L’Impératrice, au contraire, désirait la marche vers Bazaine, mais elle n’avait aucune communication avec Stoffel ; elle ne l’aimait pas et elle était incapable de la basse manœuvre dont on l’a accusée, et à laquelle Stoffel, qui était un honnête homme, ne se serait pas prêté. Une instruction judiciaire a établi que, dès le 22 août, on connaissait à l’état-major particulier de Mac Mahon la dépêche de Bazaine. Dès lors, elle n’avait pas été interceptée. Il reste à expliquer comment Mac Mahon n’en a conservé aucun souvenir.

Ne lui a-t-elle pas été remise par ses officiers ? Ou bien, l’ayant lue, n’y a-t-il pas attaché d’importance ? Elle contenait, il est vrai, cette phrase : « Si toutefois je puis l’entreprendre sans compromettre l’armée. » Mais cette restriction est sous-entendue dans tous les ordres militaires. Tout, à la guerre, est subit, mobile, subordonné à la circonstance imprévue, et un chef ne peut répondre qu’il ne sera pas contraint de renoncer le lendemain au projet arrêté la veille. Elle promettait aussi d’annoncer le mouvement quand il s’exécuterait, ce qui était encore naturel, puisqu’on ne peut pas supposer qu’un subordonné s’ébranle sur l’indication vague d’un projet en formation et n’indiquant pas son choix entre deux routes également possibles. Elle disait formellement ce que les autres impliquaient seulement. L’essentiel est de déterminer l’influence qu’elle aurait eue, si Mac Mahon l’avait connue. Dans l’instruction relative au procès Bazaine, il avait répondu au rapporteur :

« Vous me demandez si, l’ayant reçue, j’aurais continué mon mouvement vers l’Est. Cette question est délicate. Je vous répondrai cependant consciencieusement qu’il est probable que, même après sa réception, j’aurais continué ma marche vers la Meuse, sauf à voir ce qu’il y avait à faire, y étant arrivé. »

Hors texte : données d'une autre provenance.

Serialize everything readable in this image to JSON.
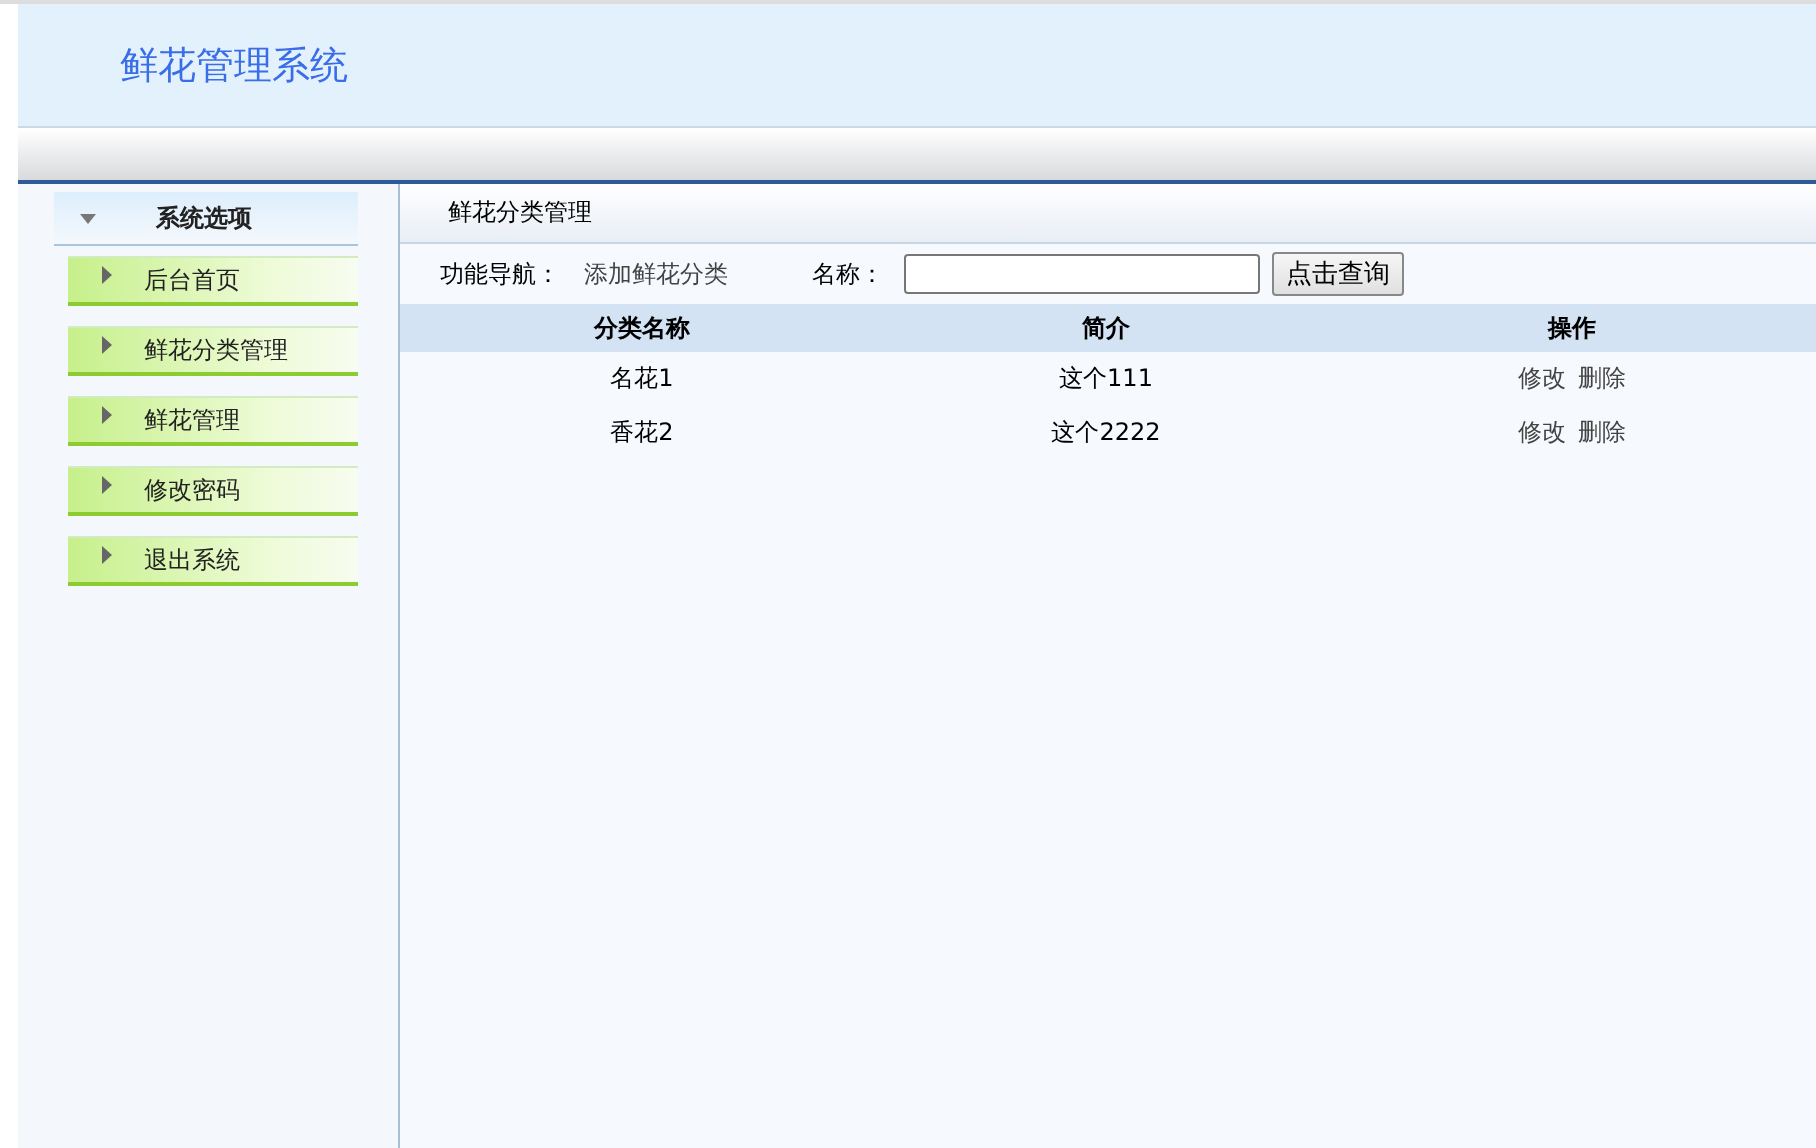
{
  "header": {
    "title": "鲜花管理系统"
  },
  "sidebar": {
    "title": "系统选项",
    "items": [
      {
        "label": "后台首页"
      },
      {
        "label": "鲜花分类管理"
      },
      {
        "label": "鲜花管理"
      },
      {
        "label": "修改密码"
      },
      {
        "label": "退出系统"
      }
    ]
  },
  "content": {
    "title": "鲜花分类管理",
    "nav_label": "功能导航：",
    "nav_link": "添加鲜花分类",
    "search_label": "名称：",
    "search_button": "点击查询",
    "table": {
      "columns": [
        "分类名称",
        "简介",
        "操作"
      ],
      "rows": [
        {
          "name": "名花1",
          "intro": "这个111",
          "actions": [
            "修改",
            "删除"
          ]
        },
        {
          "name": "香花2",
          "intro": "这个2222",
          "actions": [
            "修改",
            "删除"
          ]
        }
      ]
    }
  }
}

Palikao expédia à Mac Mahon une dépêche destinée à tomber aux mains des Prussiens, qui assignait à son armée une direction inverse de celle qu’elle suivait, et qui la faisait croire près de Paris alors qu’elle se rapprochait de Metz. Mais on oublia de veiller sur les télégrammes que les correspondans étrangers mandaient de Paris à leurs journaux, qui les tenaient en quelque sorte, heure par heure, au courant des mouvemens de nos troupes et rendaient l’invention de Palikao un stratagème ridicule.)